Stopping hate requires more than a tweet. It requires action and a genuine change of heart.

The attack on Gholami's gym carries a broader warning. Iranian-Canadian dissidents have been living under threat for years, yet they keep organizing, speaking out and demanding liberty for those suffering under the Islamic Republic. Canada designated the Islamic Revolutionary Guard Corps as a terrorist entity in June 2024. But deportations have moved at a glacial pace, bogged down in bureaucratic delays and endless appeals.

Meanwhile, men like Gholami host rallies and get rewarded with 17 bullets through their windows. The IRGC does not respect borders. It follows its enemies across continents and into their neighborhoods. Canada has allowed its open-door immigration policies to become a vehicle for those who wish to bring Tehran's terror to Canadian soil.

The Jewish community warned this would happen.

What connects these attacks is a climate of permissiveness. The Canadian government refuses to enforce consequences for hate, prioritizes political positioning over public safety, and treats the concerns of the Jewish community and Iranian dissidents as inconvenient noise rather than urgent alarm bells. Carney, Chow and others like them create the conditions in which extremists feel emboldened.

The Jewish community warned this would happen. It was said in op-eds, in meetings, in public statements. The response was indifference, and sometimes worse: open political hostility toward Israel and the communities that stand with her.

The Jewish people have survived far worse and will survive this too. But a community's resilience should never be used by governments as an excuse to under-protect it.

Canada's leaders must move beyond performative condemnation. They need to deport IRGC-linked operatives. They need to secure the borders against those who come not to build new lives but to silence dissidents and terrorize communities.

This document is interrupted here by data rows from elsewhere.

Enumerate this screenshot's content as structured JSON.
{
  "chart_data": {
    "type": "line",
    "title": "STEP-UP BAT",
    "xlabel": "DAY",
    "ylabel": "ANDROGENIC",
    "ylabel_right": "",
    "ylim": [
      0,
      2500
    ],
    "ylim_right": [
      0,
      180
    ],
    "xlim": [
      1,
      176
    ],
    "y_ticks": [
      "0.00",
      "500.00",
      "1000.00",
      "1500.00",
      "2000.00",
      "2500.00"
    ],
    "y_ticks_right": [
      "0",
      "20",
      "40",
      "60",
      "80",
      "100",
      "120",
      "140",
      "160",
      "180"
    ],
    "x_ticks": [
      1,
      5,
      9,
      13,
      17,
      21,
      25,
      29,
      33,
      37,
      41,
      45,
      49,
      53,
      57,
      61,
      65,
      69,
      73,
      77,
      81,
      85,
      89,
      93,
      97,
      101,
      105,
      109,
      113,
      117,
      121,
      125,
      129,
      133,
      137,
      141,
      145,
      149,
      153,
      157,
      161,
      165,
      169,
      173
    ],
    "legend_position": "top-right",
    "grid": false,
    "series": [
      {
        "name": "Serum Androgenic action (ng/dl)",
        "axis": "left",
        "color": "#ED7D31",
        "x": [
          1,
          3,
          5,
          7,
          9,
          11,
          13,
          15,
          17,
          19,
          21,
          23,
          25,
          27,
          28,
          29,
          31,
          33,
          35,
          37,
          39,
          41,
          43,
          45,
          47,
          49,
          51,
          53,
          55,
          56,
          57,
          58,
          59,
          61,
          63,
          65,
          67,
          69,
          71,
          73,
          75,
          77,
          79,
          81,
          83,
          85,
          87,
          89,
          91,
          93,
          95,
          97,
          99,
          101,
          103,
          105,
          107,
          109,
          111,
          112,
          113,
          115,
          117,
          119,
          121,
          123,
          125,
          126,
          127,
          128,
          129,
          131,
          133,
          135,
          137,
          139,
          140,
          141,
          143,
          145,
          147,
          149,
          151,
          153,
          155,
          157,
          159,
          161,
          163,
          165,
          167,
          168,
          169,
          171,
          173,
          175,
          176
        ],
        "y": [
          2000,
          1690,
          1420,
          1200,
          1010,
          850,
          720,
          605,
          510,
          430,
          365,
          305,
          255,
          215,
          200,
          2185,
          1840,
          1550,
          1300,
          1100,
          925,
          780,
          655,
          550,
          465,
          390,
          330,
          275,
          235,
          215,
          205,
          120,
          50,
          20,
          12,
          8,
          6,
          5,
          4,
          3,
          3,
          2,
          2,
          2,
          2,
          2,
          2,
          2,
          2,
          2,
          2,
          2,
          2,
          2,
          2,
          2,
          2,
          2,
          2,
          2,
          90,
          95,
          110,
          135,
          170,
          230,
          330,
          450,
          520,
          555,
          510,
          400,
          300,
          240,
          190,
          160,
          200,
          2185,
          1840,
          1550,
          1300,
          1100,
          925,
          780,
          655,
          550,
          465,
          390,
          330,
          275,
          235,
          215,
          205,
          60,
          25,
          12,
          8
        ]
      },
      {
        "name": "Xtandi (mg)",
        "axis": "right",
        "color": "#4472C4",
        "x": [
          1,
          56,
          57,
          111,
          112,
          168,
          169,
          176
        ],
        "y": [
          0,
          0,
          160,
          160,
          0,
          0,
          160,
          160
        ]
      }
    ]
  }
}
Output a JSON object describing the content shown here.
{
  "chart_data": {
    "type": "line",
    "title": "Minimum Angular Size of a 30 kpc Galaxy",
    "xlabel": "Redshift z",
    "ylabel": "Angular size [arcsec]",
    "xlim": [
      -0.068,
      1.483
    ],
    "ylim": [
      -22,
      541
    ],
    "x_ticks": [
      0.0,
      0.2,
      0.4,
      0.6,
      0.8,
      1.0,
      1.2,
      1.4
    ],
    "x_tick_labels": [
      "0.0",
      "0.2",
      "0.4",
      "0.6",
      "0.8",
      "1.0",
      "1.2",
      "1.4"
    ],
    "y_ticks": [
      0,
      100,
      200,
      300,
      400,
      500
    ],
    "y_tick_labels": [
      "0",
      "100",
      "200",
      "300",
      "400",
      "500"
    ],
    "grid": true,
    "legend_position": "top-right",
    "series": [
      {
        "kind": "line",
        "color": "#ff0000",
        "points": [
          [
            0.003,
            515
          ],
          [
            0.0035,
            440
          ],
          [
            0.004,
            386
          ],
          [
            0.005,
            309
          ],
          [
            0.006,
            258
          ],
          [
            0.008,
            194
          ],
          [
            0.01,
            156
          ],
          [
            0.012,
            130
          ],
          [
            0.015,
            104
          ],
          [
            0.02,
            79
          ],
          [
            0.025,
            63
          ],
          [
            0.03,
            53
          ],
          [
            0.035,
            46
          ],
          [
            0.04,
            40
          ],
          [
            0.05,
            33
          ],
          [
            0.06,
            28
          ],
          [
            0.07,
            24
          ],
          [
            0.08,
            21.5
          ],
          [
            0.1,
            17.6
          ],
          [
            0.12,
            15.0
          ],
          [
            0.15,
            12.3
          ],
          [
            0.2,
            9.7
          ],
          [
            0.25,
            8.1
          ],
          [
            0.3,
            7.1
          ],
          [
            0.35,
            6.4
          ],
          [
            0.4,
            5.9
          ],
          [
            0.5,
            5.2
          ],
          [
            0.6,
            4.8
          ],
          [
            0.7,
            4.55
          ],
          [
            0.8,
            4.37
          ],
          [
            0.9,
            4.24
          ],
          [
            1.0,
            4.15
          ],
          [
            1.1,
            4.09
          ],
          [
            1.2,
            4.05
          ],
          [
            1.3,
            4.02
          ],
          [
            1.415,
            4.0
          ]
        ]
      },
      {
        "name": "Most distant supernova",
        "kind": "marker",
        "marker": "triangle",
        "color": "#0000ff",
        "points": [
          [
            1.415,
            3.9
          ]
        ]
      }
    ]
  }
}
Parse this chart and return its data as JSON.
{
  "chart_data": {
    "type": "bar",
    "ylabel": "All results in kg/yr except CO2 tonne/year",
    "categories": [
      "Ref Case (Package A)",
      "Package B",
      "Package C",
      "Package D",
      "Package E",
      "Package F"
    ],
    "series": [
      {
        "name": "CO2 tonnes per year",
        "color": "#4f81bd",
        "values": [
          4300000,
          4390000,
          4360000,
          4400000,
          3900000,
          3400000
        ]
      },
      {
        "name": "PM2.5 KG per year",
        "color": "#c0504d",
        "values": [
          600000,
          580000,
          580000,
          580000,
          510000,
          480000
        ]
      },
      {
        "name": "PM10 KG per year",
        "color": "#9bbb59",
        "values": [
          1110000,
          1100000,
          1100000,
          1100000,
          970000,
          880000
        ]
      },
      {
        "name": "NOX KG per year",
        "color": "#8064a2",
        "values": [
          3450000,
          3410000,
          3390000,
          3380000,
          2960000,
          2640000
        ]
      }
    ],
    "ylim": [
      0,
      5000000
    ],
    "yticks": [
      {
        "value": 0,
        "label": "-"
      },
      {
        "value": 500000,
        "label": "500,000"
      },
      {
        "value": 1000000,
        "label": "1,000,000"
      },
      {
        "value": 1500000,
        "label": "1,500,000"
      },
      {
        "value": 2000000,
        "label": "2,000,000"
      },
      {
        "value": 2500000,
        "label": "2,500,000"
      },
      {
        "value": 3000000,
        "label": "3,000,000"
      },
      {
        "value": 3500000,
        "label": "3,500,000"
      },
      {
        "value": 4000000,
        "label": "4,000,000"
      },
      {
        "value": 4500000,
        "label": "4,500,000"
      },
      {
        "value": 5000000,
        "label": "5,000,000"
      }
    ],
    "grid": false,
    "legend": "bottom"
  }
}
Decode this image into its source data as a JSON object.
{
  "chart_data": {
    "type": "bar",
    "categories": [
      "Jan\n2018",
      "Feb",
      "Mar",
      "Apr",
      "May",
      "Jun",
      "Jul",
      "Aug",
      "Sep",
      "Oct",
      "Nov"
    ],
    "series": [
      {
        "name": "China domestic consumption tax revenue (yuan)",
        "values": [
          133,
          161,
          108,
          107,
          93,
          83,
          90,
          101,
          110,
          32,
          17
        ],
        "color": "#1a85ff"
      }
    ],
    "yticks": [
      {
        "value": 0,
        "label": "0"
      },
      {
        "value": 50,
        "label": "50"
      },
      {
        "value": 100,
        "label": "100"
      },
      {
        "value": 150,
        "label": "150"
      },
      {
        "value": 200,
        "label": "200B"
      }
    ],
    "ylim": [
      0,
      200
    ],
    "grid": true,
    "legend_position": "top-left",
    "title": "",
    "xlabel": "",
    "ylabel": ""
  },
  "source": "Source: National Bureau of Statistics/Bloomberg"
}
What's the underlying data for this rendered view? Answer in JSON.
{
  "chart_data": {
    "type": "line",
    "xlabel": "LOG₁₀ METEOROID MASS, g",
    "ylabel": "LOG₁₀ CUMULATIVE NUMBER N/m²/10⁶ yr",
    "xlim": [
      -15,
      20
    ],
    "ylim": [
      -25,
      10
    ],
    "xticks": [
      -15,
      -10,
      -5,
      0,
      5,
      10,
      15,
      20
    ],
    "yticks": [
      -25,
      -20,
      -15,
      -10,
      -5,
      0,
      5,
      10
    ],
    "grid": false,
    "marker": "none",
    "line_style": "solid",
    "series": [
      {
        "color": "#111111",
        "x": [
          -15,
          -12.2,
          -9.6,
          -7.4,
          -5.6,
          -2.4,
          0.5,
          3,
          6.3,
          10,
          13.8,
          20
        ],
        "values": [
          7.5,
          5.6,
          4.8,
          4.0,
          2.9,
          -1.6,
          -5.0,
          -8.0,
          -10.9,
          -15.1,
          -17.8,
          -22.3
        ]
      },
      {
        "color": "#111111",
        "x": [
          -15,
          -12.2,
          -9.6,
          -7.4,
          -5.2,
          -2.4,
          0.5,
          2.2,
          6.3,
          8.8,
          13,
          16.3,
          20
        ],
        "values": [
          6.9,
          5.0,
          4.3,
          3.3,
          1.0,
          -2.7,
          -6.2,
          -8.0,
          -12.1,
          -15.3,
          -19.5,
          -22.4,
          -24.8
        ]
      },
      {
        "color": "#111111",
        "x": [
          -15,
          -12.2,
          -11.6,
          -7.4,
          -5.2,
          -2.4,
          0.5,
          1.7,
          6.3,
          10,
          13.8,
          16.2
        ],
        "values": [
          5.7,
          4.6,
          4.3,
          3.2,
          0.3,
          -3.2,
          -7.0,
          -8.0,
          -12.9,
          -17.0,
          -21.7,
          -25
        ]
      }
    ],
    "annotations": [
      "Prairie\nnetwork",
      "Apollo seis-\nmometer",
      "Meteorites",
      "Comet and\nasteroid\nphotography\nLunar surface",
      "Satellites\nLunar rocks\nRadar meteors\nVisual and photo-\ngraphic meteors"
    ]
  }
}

They need to fully resource the Hate Crime Unit and the Integrated Gun and Gang Task Force.

Most importantly, the government needs to honestly reckon with the political rhetoric that has normalized hostility toward Israel, the Jewish community and those who protest terrorists over the past several years.

If Canada's leadership continues to look away, Canadians will see just how radical Islam can become within their own borders. That would be a terrible shame and a direct betrayal of the peace, harmony and respect for life that this government claims to champion.